O também mecânico Jesus Rodrigues consegue em média 2.500 pesos, 300% mais do que obtinha ministrando aulas de balé numa escola na cidade de Holguin, norte da ilha. O ex-cozinheiro Ubaldo Rodrigues, por sua vez, agora vive de vender para turistas charutos desviados das fábricas do Estado por meio de de uma intricada rede de subornos. “Enquanto o Estado vende por US$ 400 uma caixa, consigo por US$ 150 e garanto o sustento da minha família”, explica. Segundo a própria imprensa cubana, mais de 50% dos professores secundaristas não completam os estudos de Magistério, o que tem afetado a qualidade do sistema educacional, um dos grandes orgulhos da revolução. O êxodo de profissionais, principalmente devido aos baixos salários, é outro problema que Raúl tem enfrentado.

João Correia Filho musicos
Banda Estrellas de Chocolate ensaia num galpão na periferia de Havana

Do outro lado da ilha

A corrida pelos CUCs, mais visível em Havana, espalha-se pelos quatro cantos de Cuba. Na chegada a Baracoa, no outro extremo da ilha, uma multidão se engalfinha do lado de fora da estação rodoviária à espera dos novos turistas. Carregam cartazes de aluguel de carros, de bicicletas e de quartos. A conquista de um novo hóspede pode representar o salário de vários meses. Por 20 ou 30 CUCs ao dia o visitante fica bem acomodado e tem a oportunidade de conhecer como é a vida dessa classe média cubana formada com o dinheiro do turismo.

A casa de Maribel Lambert Hernandez tem cômodos bem pintados (coisa rara, pois é difícil conseguir tinta), televisão de 21 polegadas nova e enfeites decorando a sala.
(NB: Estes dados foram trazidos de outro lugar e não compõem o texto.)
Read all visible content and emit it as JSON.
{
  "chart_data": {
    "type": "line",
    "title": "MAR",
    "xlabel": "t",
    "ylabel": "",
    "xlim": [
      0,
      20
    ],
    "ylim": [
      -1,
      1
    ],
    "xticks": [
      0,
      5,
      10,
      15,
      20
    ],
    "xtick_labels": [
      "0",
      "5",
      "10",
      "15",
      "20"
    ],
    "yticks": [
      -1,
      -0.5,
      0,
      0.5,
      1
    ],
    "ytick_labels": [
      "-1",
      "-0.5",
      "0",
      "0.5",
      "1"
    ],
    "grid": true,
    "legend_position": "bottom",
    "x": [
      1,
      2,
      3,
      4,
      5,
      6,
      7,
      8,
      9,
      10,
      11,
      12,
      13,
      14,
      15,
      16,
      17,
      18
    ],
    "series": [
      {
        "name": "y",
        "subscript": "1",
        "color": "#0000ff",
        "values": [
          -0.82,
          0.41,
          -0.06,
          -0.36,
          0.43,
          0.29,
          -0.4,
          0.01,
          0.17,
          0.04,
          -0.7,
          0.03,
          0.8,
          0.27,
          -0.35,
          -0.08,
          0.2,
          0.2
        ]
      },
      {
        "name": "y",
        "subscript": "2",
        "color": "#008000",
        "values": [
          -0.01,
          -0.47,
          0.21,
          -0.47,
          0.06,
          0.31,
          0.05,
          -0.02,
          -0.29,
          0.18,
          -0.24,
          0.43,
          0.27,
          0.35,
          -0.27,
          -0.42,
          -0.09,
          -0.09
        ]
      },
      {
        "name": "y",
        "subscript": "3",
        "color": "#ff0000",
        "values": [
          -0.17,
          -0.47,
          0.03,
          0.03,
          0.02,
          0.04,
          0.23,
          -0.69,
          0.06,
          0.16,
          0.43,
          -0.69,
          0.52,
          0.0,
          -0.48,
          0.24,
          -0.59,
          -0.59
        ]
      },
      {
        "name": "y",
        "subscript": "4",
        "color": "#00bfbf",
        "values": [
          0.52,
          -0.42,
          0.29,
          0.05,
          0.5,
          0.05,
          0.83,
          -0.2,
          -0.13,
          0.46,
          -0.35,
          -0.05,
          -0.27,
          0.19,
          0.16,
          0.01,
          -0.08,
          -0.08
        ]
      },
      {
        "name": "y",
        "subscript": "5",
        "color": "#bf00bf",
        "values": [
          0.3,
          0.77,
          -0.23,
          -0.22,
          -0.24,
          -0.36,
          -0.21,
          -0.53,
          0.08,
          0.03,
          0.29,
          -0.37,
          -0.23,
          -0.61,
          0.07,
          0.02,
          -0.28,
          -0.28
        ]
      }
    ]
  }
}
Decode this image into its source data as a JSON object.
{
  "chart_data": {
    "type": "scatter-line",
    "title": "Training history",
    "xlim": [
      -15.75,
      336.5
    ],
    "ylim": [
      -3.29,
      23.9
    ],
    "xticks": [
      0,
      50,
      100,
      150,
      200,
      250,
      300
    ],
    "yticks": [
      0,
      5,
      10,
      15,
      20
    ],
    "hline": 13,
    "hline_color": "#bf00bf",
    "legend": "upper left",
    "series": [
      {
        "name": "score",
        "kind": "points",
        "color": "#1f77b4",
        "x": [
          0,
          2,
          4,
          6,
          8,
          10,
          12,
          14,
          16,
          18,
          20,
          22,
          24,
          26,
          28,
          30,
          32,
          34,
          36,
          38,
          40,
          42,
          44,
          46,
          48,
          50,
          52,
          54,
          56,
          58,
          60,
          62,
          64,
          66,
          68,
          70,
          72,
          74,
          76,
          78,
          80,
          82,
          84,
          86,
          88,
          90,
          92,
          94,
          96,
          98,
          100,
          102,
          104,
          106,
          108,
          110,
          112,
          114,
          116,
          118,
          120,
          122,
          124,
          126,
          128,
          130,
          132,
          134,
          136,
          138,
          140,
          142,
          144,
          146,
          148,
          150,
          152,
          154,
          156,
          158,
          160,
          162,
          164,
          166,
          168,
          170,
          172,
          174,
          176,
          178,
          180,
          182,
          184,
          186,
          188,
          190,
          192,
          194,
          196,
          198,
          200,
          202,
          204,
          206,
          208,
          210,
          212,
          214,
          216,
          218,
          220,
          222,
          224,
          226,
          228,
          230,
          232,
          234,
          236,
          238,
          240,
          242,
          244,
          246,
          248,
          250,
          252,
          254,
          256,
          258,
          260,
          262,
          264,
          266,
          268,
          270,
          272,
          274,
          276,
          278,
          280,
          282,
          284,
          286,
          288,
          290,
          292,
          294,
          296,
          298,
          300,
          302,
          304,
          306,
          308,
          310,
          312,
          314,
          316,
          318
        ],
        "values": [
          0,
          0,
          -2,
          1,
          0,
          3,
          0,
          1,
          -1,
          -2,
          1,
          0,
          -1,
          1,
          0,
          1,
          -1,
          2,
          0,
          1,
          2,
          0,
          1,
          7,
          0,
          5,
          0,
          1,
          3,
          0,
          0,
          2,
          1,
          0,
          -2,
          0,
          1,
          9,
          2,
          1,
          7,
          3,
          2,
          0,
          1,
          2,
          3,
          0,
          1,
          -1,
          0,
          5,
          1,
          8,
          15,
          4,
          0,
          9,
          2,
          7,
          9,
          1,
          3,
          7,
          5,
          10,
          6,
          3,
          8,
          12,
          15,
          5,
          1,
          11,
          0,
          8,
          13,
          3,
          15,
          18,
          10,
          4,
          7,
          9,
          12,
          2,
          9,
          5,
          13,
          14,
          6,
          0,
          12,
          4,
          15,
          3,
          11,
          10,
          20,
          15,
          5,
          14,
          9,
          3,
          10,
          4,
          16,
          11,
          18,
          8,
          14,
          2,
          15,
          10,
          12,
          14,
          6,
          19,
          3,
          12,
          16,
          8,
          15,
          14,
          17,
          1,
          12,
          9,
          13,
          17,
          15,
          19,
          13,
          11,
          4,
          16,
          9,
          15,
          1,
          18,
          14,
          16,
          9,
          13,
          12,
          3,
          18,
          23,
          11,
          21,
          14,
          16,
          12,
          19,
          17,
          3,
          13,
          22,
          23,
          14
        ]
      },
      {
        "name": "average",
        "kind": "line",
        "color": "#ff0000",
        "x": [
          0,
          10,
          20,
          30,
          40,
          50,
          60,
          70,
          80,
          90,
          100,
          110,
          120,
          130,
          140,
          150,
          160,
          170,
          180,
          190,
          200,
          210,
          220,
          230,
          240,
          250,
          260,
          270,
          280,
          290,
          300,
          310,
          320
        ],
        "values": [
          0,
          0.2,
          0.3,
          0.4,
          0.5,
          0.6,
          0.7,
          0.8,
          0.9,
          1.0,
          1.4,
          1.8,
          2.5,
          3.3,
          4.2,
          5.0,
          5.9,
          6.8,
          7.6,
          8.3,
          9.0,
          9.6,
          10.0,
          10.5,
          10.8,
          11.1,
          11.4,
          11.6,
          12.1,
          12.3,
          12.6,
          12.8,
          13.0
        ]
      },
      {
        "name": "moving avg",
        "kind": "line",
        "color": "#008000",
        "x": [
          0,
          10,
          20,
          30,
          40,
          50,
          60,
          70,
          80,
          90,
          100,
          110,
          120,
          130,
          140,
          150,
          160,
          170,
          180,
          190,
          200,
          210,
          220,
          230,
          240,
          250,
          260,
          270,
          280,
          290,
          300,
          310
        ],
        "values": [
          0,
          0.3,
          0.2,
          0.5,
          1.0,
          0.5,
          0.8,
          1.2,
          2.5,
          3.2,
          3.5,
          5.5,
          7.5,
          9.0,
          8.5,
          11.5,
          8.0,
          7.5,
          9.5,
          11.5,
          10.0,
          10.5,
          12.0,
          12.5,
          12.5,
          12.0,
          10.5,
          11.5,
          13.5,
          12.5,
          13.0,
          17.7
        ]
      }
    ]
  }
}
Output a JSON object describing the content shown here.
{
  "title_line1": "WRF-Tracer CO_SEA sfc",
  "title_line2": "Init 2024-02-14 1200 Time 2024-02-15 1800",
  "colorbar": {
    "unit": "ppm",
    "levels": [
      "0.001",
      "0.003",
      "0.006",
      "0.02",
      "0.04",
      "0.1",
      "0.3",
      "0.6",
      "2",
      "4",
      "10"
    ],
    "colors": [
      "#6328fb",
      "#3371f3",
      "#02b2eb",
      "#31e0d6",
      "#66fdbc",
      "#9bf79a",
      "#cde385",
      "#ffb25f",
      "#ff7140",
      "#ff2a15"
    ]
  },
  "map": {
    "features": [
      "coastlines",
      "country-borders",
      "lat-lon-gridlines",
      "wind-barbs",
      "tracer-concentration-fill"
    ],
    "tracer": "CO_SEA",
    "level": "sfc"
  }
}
O quarto que divide com o marido, Francisco, e os que aluga têm ar-condicionado e ventilador de teto. O dinheiro dos visitantes permite-lhes ter uma ajudante, a vizinha Juliana, de 18 anos, na limpeza e na cozinha. Serve café-da-manhã, almoço e jantar.

Na cozinha, possui utensílios raros – como liquidificador, tostador e panelas elétricas. “Compramos panelas elétricas porque aqui em Baracoa há muito problema de falta de gás, que também tem preço alto”, explica Maribel. Ela está entre milhares de cubanos que foram às lojas de produtos eletrônicos, cuja venda era restringida desde 2003, devido ao déficit energético do país. Foram liberados em meados de março. A medida provocou uma corrida consumista às lojas.

Maribel segue quase todos os dias para a rodoviária de Baracoa em busca de mais hóspedes. Oferece até o quarto que era de sua filha de 18 anos, que vive hoje em Santiago de Cuba, onde estuda Medicina. “Não preciso pagar um centavo. Lá em Santiago ela tem tudo, alojamento, comida, ensino de qualidade. Nunca pagamos nada para ela estudar. Esse é um dos grandes orgulhos do povo cubano”, enfatiza, sem levar em conta que sua filha médica vai ganhar menos que a mãe.

A condição de Fernando Estéves, cardiologista num dos mais importantes hospitais de Santiago de Cuba, é representativa da realidade local. Para reforçar os 600 pesos que ganha por mês, vende roupas usadas e recebe turistas na casa que divide com uma senhora de 65 anos, Dona Íris. Num final de semana de praia, faz massagens em turistas por uns CUCs a mais. Nos últimos meses, comprou um par de sapatos novos, os dois que possuía eram bem rodados. “Para comprar um sapato melhor pago em torno de 15 CUCs, mais da metade do que ganho do governo trabalhando como médico”, desabafa.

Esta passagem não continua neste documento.